Le previsioni si stanno avverando. Forte nella direzione del partito ma debole nei gruppi parlamentari, Matteo Renzi si trova oggi ad affrontare una battaglia decisiva per il proprio futuro politico sul terreno a lui più sfavorevole. La sfida lanciatagli da Pietro Grasso per bloccare l’abolizione del Senato non è una semplice difesa d’ufficio fatta dal presidente dell’assemblea di Palazzo Madama. È il segnale che la minoranza del partito ha deciso di sfruttare i numeri su cui può contare in Senato per lanciare contro Renzi una battaglia decisiva per la sorte del Governo e per il futuro del Partito Democratico.

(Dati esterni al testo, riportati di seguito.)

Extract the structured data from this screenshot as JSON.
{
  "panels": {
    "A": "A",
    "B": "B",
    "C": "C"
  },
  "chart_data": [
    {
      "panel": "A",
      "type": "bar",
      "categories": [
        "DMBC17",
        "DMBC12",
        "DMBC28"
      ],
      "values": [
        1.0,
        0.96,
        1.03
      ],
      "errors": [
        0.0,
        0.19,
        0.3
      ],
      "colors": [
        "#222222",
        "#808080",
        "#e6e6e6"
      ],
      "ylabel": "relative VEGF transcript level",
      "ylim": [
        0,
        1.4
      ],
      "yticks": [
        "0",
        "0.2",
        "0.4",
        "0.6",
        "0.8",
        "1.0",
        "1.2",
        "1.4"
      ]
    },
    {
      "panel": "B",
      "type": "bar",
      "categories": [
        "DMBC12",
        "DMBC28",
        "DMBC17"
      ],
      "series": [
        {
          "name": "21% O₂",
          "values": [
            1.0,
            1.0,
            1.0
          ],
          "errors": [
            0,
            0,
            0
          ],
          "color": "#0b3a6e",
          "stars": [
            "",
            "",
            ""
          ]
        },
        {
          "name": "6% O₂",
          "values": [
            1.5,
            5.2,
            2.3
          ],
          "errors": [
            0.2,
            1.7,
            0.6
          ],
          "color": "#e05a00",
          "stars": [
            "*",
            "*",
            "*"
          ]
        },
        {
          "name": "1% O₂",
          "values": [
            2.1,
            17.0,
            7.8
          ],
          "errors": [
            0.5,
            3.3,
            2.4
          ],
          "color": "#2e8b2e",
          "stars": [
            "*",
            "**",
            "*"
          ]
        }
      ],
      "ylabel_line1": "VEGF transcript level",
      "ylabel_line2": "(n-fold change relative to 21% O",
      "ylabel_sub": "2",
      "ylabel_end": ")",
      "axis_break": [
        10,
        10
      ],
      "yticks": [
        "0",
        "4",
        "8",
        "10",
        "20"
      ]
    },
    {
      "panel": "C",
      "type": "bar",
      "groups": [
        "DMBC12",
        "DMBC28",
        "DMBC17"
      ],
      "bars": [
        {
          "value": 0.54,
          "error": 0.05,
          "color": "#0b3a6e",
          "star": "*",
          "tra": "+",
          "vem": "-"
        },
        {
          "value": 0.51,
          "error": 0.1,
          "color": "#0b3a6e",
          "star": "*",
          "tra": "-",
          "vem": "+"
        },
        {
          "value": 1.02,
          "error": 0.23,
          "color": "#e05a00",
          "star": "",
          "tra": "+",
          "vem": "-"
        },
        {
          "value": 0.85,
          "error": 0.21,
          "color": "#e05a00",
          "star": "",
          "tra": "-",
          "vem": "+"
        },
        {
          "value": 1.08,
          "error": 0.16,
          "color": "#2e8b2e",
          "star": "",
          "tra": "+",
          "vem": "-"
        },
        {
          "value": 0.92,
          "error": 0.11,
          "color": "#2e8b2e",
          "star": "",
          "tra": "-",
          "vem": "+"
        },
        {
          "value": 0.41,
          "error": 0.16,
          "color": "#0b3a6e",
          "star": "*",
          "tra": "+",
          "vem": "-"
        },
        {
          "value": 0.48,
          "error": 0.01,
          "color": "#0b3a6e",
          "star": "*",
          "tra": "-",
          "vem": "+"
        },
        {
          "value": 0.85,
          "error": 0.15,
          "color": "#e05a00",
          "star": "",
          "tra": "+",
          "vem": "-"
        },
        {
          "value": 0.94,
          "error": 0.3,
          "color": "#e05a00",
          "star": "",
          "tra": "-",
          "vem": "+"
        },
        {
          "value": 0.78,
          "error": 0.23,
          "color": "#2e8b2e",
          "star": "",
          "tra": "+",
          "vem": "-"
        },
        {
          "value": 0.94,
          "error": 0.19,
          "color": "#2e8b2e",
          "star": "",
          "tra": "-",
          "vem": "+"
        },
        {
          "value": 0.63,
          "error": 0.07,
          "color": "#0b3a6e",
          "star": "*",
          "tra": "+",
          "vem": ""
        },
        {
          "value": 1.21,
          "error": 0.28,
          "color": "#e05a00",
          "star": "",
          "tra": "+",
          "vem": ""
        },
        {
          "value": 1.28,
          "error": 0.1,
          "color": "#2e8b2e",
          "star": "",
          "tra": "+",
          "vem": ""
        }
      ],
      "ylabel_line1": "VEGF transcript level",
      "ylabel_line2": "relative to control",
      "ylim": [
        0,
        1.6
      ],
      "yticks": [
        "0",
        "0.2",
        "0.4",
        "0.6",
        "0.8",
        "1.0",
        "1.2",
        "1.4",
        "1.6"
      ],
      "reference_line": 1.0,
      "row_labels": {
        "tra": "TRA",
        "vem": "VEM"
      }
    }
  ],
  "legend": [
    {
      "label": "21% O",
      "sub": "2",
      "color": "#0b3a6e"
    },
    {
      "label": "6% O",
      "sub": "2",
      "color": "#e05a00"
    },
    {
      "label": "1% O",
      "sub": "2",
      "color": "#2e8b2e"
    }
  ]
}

È probabile che nessuno della minoranza antirenziana punti, alla vigilia delle elezioni europee, a defenestrare il Presidente del Consiglio ed a riconquistare il vertice del partito. Probabilmente il loro obiettivo è semplicemente di costringere Renzi a rinunciare alla pretesa dispotica di fare tutto da solo alla guida del Governo e del partito. E di accettare una gestione più collettiva delle due grandi stanze dei bottoni del Paese. Ma un Renzi condizionato e costretto a fare concessioni e marce indietro sulle riforme promesse (quella elettorale, quella del Titolo V e quella del Senato) sarebbe un Renzi totalmente snaturato. Di qui la conclusione che, anche se non voluta, la sfida della minoranza di cui Pietro Grasso si è fatto interprete è decisiva e non può concludersi con armistizi o compromessi di sorta. A riconoscerlo è stato lo stesso Premier quando ha ribadito la minaccia di “mollare tutto” nel caso la riforma del Senato non dovesse passare. Ed a confermarlo in maniera inequivocabile è stato l’appello contro la presunta svolta autoritaria renziana lanciato dai soliti “professoroni” della sinistra oltranzista e giustizialista guidati da Stefano Rodotà e da Gustavo Zagrebelsky.
Quest’ultima iniziativa non può essere derubricata come la solita sortita delle vecchie glorie del “girotondismo” in cerca di notorietà in vista delle prossime Europee. Si tratta, al contrario, di una vera e propria apertura di un secondo fronte contro Renzi e contro il Governo realizzata con significativo sincronismo con l’apertura del primo fronte da parte di Grasso. Non a caso Beppe Grillo si è affrettato a sottoscrive l’appello dei “professoroni”, vecchie glorie dell’estremismo di sinistra. Anche lui ha compreso che per il Presidente del Consiglio è arrivato il momento più difficile della propria avventura politica. E non vuole perdere l’occasione per ricavare dalle difficoltà di Renzi la spinta decisiva per l’affermazione del Movimento Cinque Stelle alle prossime elezioni europee del 25 maggio.
Il Premier è in grado di sfuggire alla morsa del doppio fronte della minoranza interna e degli estremisti esterni sorretti dai grillini? La sua unica speranza passa dalla speranza di poter contare a Palazzo Madama sui voti di Forza Italia per colmare i vuoti provocati dall’evidente spaccatura verificatasi nel Pd e nella maggioranza governativa. Non a caso si è affrettato a chiedere a Berlusconi il rispetto dell’accordo sottoscritto nell’incontro nella sede del Pd. Ma le condizioni politiche esistenti al momento dell’accordo sono le stesse delle condizioni politiche di oggi? La risposta è sotto gli occhi di tutti. Le difficoltà di Renzi si sono accentuate ed in questa situazione il ruolo del Cavaliere non è più solo quello di sostegno determinante per l’approvazione delle riforme, ma è di elemento decisivo per la sopravvivenza del Governo.
Come dire che senza il voto decisivo di Forza Italia l’Esecutivo va in crisi e Renzi torna a casa. Forse sarà il caso che Renzi e Berlusconi tornino ad incontrarsi in tutta fretta. Per dare un senso al paradosso di una maggioranza che può sopravvivere solo con il sostegno dell’opposizione!